Macht Habeck in Indien einen guten Deal?

Deutschland will unabhängiger von China werden. Dafür setzt Bundeswirtschaftsminister Robert Habeck auch auf Indien. Bei seinem derzeitigen Besuch betont er gerade bei Energiethemen die großen Chancen. Doch es gibt diverse unangenehme Themen zu besprechen.

Robert Habeck in Indien
Die deutsche Wirtschaft soll unabhängiger von China werden. Gestärkt werden soll die Zusammenarbeit mit Indien. Bild: picture alliance/dpa | Britta Pedersen

Eins muss man Robert Habeck lassen: Er schont sich nicht. Wo sich andere Kabinettsmitglieder mal einen kleinen Urlaub gönnen, tourt der Bundeswirtschaftsminister erst durch Deutschland und nun nach Indien. Das Ziel des Grünen-Politikers: Die deutsche Wirtschaft soll unabhängiger von China werden. Und da liegt die Idee nahe, sich Indien genauer anzuschauen. Dort sollen inzwischen mehr Menschen leben als in China, nämlich 1,4 Milliarden. Noch ein Grund mehr, hier eine neue und enge Partnerschaft zu knüpfen. Seit Mittwoch bereist Habeck Neu-Delhi und Mumbai – Indien sei ein "wichtiger Partner für die Diversifizierung der deutschen Wirtschaft". Und hat derzeit die G20-Präsidentschaft, weswegen Habeck am Samstag noch das G20-Energieministertreffen in Goa mitnimmt.
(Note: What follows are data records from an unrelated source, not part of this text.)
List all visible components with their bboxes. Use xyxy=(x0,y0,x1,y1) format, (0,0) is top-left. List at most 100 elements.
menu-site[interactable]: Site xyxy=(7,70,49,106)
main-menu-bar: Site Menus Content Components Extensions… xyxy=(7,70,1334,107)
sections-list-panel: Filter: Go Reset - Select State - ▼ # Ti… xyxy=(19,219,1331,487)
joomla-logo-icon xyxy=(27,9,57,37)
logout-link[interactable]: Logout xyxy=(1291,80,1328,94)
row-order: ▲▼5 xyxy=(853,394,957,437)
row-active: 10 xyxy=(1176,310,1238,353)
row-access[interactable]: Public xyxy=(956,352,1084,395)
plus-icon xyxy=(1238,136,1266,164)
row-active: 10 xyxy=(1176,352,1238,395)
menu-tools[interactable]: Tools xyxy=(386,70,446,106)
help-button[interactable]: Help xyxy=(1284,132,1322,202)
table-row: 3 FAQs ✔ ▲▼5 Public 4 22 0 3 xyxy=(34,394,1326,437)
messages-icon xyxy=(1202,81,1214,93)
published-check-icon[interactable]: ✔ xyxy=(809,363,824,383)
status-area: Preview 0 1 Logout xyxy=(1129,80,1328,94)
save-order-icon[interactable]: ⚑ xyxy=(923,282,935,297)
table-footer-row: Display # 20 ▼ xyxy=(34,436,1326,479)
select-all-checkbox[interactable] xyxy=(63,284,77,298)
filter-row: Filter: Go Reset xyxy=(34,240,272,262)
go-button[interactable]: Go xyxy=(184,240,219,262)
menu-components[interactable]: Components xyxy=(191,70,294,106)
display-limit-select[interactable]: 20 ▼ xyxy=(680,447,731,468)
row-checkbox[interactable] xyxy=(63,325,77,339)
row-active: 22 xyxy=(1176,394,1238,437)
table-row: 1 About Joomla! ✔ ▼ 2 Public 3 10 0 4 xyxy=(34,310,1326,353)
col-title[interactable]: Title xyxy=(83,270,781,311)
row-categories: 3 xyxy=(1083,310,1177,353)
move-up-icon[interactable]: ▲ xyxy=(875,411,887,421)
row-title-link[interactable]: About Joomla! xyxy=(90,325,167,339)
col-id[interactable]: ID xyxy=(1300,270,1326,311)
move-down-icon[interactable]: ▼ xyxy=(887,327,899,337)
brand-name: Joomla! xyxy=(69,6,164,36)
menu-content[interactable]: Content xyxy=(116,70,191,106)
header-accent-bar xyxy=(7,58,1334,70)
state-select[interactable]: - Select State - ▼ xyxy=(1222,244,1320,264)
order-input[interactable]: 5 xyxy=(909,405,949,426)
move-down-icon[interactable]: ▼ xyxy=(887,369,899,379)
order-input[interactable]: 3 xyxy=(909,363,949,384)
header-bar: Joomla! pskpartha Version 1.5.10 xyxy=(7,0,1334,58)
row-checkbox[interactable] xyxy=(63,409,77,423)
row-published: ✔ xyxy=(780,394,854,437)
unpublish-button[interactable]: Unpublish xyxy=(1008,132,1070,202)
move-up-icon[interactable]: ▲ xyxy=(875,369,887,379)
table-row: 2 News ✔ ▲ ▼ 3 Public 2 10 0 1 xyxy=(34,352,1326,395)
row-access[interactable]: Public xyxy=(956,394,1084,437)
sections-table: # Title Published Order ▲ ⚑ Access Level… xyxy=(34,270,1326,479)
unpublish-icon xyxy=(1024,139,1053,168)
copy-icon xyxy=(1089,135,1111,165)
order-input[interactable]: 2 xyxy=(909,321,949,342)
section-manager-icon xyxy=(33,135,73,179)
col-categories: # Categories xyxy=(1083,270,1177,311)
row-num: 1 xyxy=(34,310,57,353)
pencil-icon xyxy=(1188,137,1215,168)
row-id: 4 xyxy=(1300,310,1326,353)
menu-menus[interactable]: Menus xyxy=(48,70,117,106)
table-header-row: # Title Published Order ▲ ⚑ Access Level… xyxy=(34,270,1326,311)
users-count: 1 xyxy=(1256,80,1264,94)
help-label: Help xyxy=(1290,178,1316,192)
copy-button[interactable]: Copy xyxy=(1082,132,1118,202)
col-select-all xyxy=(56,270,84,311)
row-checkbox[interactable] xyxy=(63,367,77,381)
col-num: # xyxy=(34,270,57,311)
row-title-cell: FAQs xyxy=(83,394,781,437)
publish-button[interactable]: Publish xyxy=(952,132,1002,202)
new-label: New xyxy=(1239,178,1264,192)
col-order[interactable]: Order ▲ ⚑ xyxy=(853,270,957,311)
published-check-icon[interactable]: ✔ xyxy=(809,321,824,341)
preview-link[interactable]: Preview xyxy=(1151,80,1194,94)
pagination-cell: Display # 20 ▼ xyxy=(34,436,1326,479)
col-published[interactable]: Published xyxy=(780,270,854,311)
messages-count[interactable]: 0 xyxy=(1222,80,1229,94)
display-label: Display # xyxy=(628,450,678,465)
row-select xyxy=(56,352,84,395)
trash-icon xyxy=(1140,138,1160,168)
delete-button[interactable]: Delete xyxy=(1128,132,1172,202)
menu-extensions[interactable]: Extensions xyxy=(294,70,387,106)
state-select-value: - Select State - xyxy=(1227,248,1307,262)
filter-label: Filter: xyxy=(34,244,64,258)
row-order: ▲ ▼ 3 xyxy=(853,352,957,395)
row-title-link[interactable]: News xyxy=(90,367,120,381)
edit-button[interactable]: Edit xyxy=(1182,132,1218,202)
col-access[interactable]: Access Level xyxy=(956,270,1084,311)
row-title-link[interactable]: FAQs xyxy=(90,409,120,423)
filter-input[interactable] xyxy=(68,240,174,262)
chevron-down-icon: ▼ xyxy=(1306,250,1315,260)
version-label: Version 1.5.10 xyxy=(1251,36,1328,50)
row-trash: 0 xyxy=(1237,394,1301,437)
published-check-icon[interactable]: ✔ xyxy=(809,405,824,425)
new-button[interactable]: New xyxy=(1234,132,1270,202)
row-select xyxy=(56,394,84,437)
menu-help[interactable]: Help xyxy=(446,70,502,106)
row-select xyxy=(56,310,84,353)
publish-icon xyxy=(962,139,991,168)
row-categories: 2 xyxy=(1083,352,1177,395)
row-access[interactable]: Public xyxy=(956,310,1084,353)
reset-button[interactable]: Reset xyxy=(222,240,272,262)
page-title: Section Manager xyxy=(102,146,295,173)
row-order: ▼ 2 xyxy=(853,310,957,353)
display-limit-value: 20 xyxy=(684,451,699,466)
Steiles Programm, hohe Ziele: Der Bundeswirtschafts- und Klimaschutzminister nannte Indien direkt vor der Abreise einen starker Wachstumsmarkt im indopazifischen Raum. „Die Reise steht damit auch im Zeichen von mehr Resilienz und mehr Diversifizierung. Eine engere Zusammenarbeit gerade bei erneuerbaren Energien und grünem Wasserstoff birgt viel Potenzial für beide Seiten und kann unsere Resilienz und Wirtschaftssicherheit erhöhen.“ Seit dem Ukraine-Krieg will Deutschland seine Lieferketten breiter aufstellen, gerade in Asien braucht es dafür Verbündete.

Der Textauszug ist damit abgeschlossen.